Review: “The Great Successor” By Ha Tae-Keung


This book was provided to me by Hungry Dictator Press, via NetGalley, for the purposes of reading and reviewing it. Although this book was provided at no cost to me, I am under no obligation to provide a positive review.

Due to my years of studying taekwon-do and other martial arts, I’m quite fascinated by Korean culture, even to the point of working to learn the language. With that in mind, this collection of political cartoons on the subject Kim Jong-Un’s succession as the leader of North Korea was right in my wheelhouse.

The folks who put this together are members of Open Radio for North Korea, and as the name suggests, they are not afraid to be brutally honest about what they see going on in North Korea. This collection of cartoons certainly pulls no punches.

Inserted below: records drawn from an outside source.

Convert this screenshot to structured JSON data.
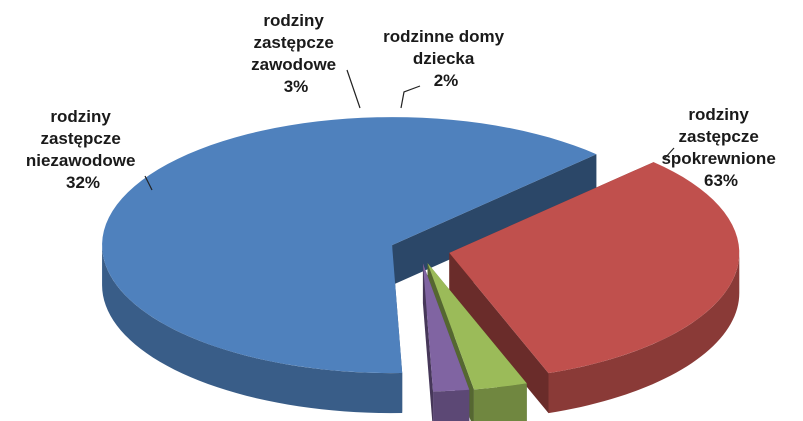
{
  "chart_data": {
    "type": "pie",
    "style": "3d-exploded",
    "title": "",
    "slices": [
      {
        "label_lines": [
          "rodziny",
          "zastępcze",
          "spokrewnione"
        ],
        "percent_label": "63%",
        "value": 63,
        "color": "#4F81BD"
      },
      {
        "label_lines": [
          "rodziny",
          "zastępcze",
          "niezawodowe"
        ],
        "percent_label": "32%",
        "value": 32,
        "color": "#C0504D"
      },
      {
        "label_lines": [
          "rodziny",
          "zastępcze",
          "zawodowe"
        ],
        "percent_label": "3%",
        "value": 3,
        "color": "#9BBB59"
      },
      {
        "label_lines": [
          "rodzinne domy",
          "dziecka"
        ],
        "percent_label": "2%",
        "value": 2,
        "color": "#8064A2"
      }
    ]
  }
}
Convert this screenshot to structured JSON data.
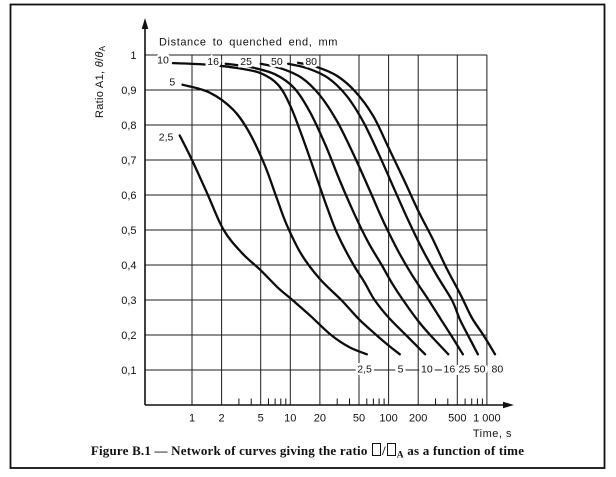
{
  "figure": {
    "caption": {
      "prefix": "Figure B.1 — Network of curves giving the ratio ",
      "separator": "/",
      "subscript": "A",
      "suffix": " as a function of time"
    }
  },
  "chart_data": {
    "type": "line",
    "title": "Distance to quenched end, mm",
    "xlabel": "Time, s",
    "ylabel": {
      "main": "Ratio A1, ",
      "theta": "θ",
      "slash": "/",
      "theta2": "θ",
      "sub": "A"
    },
    "x_scale": "log",
    "ylim": [
      0,
      1
    ],
    "xlim_plot": [
      0.333,
      1000
    ],
    "grid": true,
    "legend_position": "labels-on-curves",
    "x_ticks": [
      {
        "label": "1",
        "value": 1
      },
      {
        "label": "2",
        "value": 2
      },
      {
        "label": "5",
        "value": 5
      },
      {
        "label": "10",
        "value": 10
      },
      {
        "label": "20",
        "value": 20
      },
      {
        "label": "50",
        "value": 50
      },
      {
        "label": "100",
        "value": 100
      },
      {
        "label": "200",
        "value": 200
      },
      {
        "label": "500",
        "value": 500
      },
      {
        "label": "1 000",
        "value": 1000
      }
    ],
    "x_minor_ticks": [
      3,
      4,
      6,
      7,
      8,
      9,
      30,
      40,
      60,
      70,
      80,
      90,
      300,
      400,
      600,
      700,
      800,
      900
    ],
    "y_ticks": [
      {
        "label": "1",
        "value": 1.0
      },
      {
        "label": "0,9",
        "value": 0.9
      },
      {
        "label": "0,8",
        "value": 0.8
      },
      {
        "label": "0,7",
        "value": 0.7
      },
      {
        "label": "0,6",
        "value": 0.6
      },
      {
        "label": "0,5",
        "value": 0.5
      },
      {
        "label": "0,4",
        "value": 0.4
      },
      {
        "label": "0,3",
        "value": 0.3
      },
      {
        "label": "0,2",
        "value": 0.2
      },
      {
        "label": "0,1",
        "value": 0.1
      }
    ],
    "series": [
      {
        "name": "2,5",
        "distance_mm": 2.5,
        "top_label": {
          "t": 0.545,
          "r": 0.766
        },
        "end_label": {
          "t": 57,
          "r": 0.103
        },
        "points": [
          [
            0.75,
            0.77
          ],
          [
            1,
            0.7
          ],
          [
            1.45,
            0.6
          ],
          [
            2.1,
            0.5
          ],
          [
            3.2,
            0.435
          ],
          [
            5,
            0.385
          ],
          [
            7.5,
            0.335
          ],
          [
            10.5,
            0.3
          ],
          [
            16,
            0.255
          ],
          [
            26,
            0.2
          ],
          [
            40,
            0.165
          ],
          [
            60,
            0.145
          ]
        ]
      },
      {
        "name": "5",
        "distance_mm": 5,
        "top_label": {
          "t": 0.63,
          "r": 0.923
        },
        "end_label": {
          "t": 132,
          "r": 0.103
        },
        "points": [
          [
            0.8,
            0.915
          ],
          [
            1.5,
            0.893
          ],
          [
            2.6,
            0.845
          ],
          [
            3.8,
            0.78
          ],
          [
            5.5,
            0.685
          ],
          [
            7.3,
            0.59
          ],
          [
            9.2,
            0.515
          ],
          [
            13,
            0.43
          ],
          [
            20,
            0.36
          ],
          [
            33,
            0.3
          ],
          [
            50,
            0.245
          ],
          [
            75,
            0.2
          ],
          [
            100,
            0.17
          ],
          [
            130,
            0.145
          ]
        ]
      },
      {
        "name": "10",
        "distance_mm": 10,
        "top_label": {
          "t": 0.507,
          "r": 0.986
        },
        "end_label": {
          "t": 245,
          "r": 0.103
        },
        "points": [
          [
            0.64,
            0.977
          ],
          [
            1.5,
            0.972
          ],
          [
            3,
            0.962
          ],
          [
            5,
            0.948
          ],
          [
            7.5,
            0.915
          ],
          [
            10,
            0.855
          ],
          [
            13.5,
            0.76
          ],
          [
            18,
            0.66
          ],
          [
            24,
            0.56
          ],
          [
            30,
            0.49
          ],
          [
            42,
            0.41
          ],
          [
            57,
            0.35
          ],
          [
            72,
            0.3
          ],
          [
            100,
            0.25
          ],
          [
            150,
            0.2
          ],
          [
            235,
            0.145
          ]
        ]
      },
      {
        "name": "16",
        "distance_mm": 16,
        "top_label": {
          "t": 1.64,
          "r": 0.981
        },
        "end_label": {
          "t": 415,
          "r": 0.103
        },
        "points": [
          [
            2.2,
            0.975
          ],
          [
            4,
            0.965
          ],
          [
            7,
            0.945
          ],
          [
            11,
            0.905
          ],
          [
            16,
            0.835
          ],
          [
            23,
            0.74
          ],
          [
            32,
            0.64
          ],
          [
            45,
            0.545
          ],
          [
            62,
            0.465
          ],
          [
            85,
            0.4
          ],
          [
            110,
            0.345
          ],
          [
            140,
            0.3
          ],
          [
            200,
            0.24
          ],
          [
            265,
            0.2
          ],
          [
            405,
            0.145
          ]
        ]
      },
      {
        "name": "25",
        "distance_mm": 25,
        "top_label": {
          "t": 3.55,
          "r": 0.981
        },
        "end_label": {
          "t": 590,
          "r": 0.103
        },
        "points": [
          [
            5,
            0.975
          ],
          [
            8,
            0.962
          ],
          [
            13,
            0.935
          ],
          [
            20,
            0.885
          ],
          [
            30,
            0.81
          ],
          [
            45,
            0.71
          ],
          [
            65,
            0.61
          ],
          [
            90,
            0.52
          ],
          [
            125,
            0.44
          ],
          [
            170,
            0.375
          ],
          [
            255,
            0.3
          ],
          [
            340,
            0.245
          ],
          [
            430,
            0.2
          ],
          [
            570,
            0.145
          ]
        ]
      },
      {
        "name": "50",
        "distance_mm": 50,
        "top_label": {
          "t": 7.3,
          "r": 0.981
        },
        "end_label": {
          "t": 845,
          "r": 0.103
        },
        "points": [
          [
            9.5,
            0.975
          ],
          [
            15,
            0.962
          ],
          [
            24,
            0.935
          ],
          [
            37,
            0.885
          ],
          [
            55,
            0.81
          ],
          [
            80,
            0.715
          ],
          [
            115,
            0.615
          ],
          [
            160,
            0.525
          ],
          [
            220,
            0.445
          ],
          [
            310,
            0.37
          ],
          [
            440,
            0.3
          ],
          [
            530,
            0.245
          ],
          [
            640,
            0.2
          ],
          [
            810,
            0.145
          ]
        ]
      },
      {
        "name": "80",
        "distance_mm": 80,
        "top_label": {
          "t": 16.3,
          "r": 0.981
        },
        "end_label": {
          "t": 1280,
          "r": 0.103
        },
        "points": [
          [
            12,
            0.978
          ],
          [
            19,
            0.965
          ],
          [
            30,
            0.94
          ],
          [
            46,
            0.895
          ],
          [
            70,
            0.825
          ],
          [
            100,
            0.735
          ],
          [
            145,
            0.64
          ],
          [
            200,
            0.555
          ],
          [
            280,
            0.475
          ],
          [
            390,
            0.39
          ],
          [
            540,
            0.315
          ],
          [
            700,
            0.25
          ],
          [
            920,
            0.2
          ],
          [
            1210,
            0.145
          ]
        ]
      }
    ]
  }
}
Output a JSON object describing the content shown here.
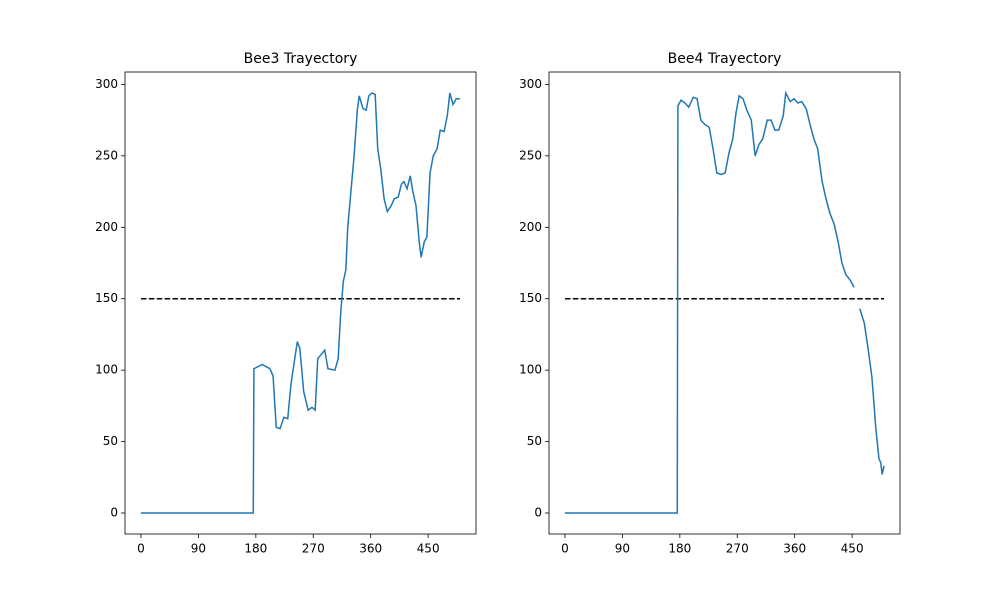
{
  "charts": [
    {
      "type": "line",
      "title": "Bee3 Trayectory",
      "xlim": [
        -25,
        525
      ],
      "ylim": [
        -14.7,
        308.7
      ],
      "xticks": [
        0,
        90,
        180,
        270,
        360,
        450
      ],
      "yticks": [
        0,
        50,
        100,
        150,
        200,
        250,
        300
      ],
      "reference_line": {
        "y": 150,
        "x": [
          0,
          500
        ],
        "color": "#000000",
        "style": "dashed"
      },
      "series": [
        {
          "color": "#1f77b4",
          "x": [
            0,
            176,
            177,
            190,
            202,
            207,
            212,
            218,
            224,
            230,
            235,
            245,
            249,
            255,
            262,
            268,
            273,
            277,
            288,
            293,
            304,
            309,
            313,
            317,
            321,
            324,
            329,
            334,
            339,
            342,
            348,
            353,
            357,
            362,
            367,
            371,
            376,
            381,
            386,
            392,
            397,
            403,
            408,
            412,
            417,
            422,
            426,
            431,
            436,
            439,
            444,
            448,
            453,
            458,
            464,
            469,
            475,
            480,
            484,
            489,
            494,
            500
          ],
          "values": [
            0,
            0,
            101,
            104,
            101,
            96,
            60,
            59,
            67,
            66,
            90,
            120,
            115,
            85,
            72,
            74,
            72,
            108,
            114,
            101,
            100,
            108,
            140,
            162,
            170,
            200,
            225,
            250,
            282,
            292,
            283,
            282,
            292,
            294,
            293,
            255,
            240,
            220,
            211,
            215,
            220,
            221,
            230,
            232,
            227,
            236,
            225,
            215,
            190,
            179,
            190,
            193,
            238,
            250,
            255,
            268,
            267,
            278,
            294,
            286,
            290,
            290
          ]
        }
      ]
    },
    {
      "type": "line",
      "title": "Bee4 Trayectory",
      "xlim": [
        -25,
        525
      ],
      "ylim": [
        -14.7,
        308.7
      ],
      "xticks": [
        0,
        90,
        180,
        270,
        360,
        450
      ],
      "yticks": [
        0,
        50,
        100,
        150,
        200,
        250,
        300
      ],
      "reference_line": {
        "y": 150,
        "x": [
          0,
          500
        ],
        "color": "#000000",
        "style": "dashed"
      },
      "series": [
        {
          "color": "#1f77b4",
          "x": [
            0,
            176,
            177,
            182,
            188,
            194,
            201,
            207,
            213,
            219,
            226,
            232,
            238,
            245,
            251,
            257,
            263,
            268,
            273,
            279,
            285,
            292,
            298,
            304,
            310,
            317,
            323,
            329,
            335,
            342,
            346,
            353,
            359,
            365,
            371,
            378,
            384,
            390,
            396,
            403,
            409,
            415,
            422,
            428,
            434,
            440,
            447,
            453,
            457,
            462,
            469,
            475,
            481,
            487,
            492,
            495,
            497,
            500
          ],
          "values": [
            0,
            0,
            285,
            289,
            287,
            284,
            291,
            290,
            275,
            272,
            270,
            255,
            238,
            237,
            238,
            252,
            262,
            280,
            292,
            290,
            282,
            275,
            250,
            258,
            262,
            275,
            275,
            268,
            268,
            278,
            294,
            288,
            290,
            287,
            288,
            283,
            272,
            262,
            255,
            232,
            220,
            210,
            202,
            190,
            175,
            167,
            163,
            158,
            null,
            143,
            133,
            115,
            95,
            60,
            38,
            35,
            27,
            33
          ]
        }
      ]
    }
  ]
}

Gathered here are cartoons that cover all three of Kim Jong-Il’s sons and tells of their history. Along the way we find out why Kim Jong-Un, the third son of Kim Jong-Il, ends up taking over instead of his older brother or half-brother.

What I enjoyed about it most was that it was obviously written in Korean first. While the narrative is done in English, there is plenty of Korean left in the panels, especially showing sound effects, labels on people and items, etc. Fortunately for those who don’t speak Korean, those remnants are helpfully translated, usually in the form of footnotes.

It also appears this collection ends in 2010 as that is one of the latest dates mentioned, plus it doesn’t address Kim Jong-Il’s death in December 2011 much less Kim Jong-Un’s formal ascension to power. It’s a shame it took so long to get here in America.

What I got the most from this collection was the glimmer of hope in North Korea. While the prospects of Kim Jong-Un becoming anything but a third-generation despot are slim, things are changing in North Korea. More and more often, its citizens are getting glimpses of what the rest of the world has to offer and, more importantly, how their living conditions truly compare to other countries. When this becomes too stark of a reality for them to take anymore, perhaps there will be a change. For the sake of those citizens, I hope it’s soon.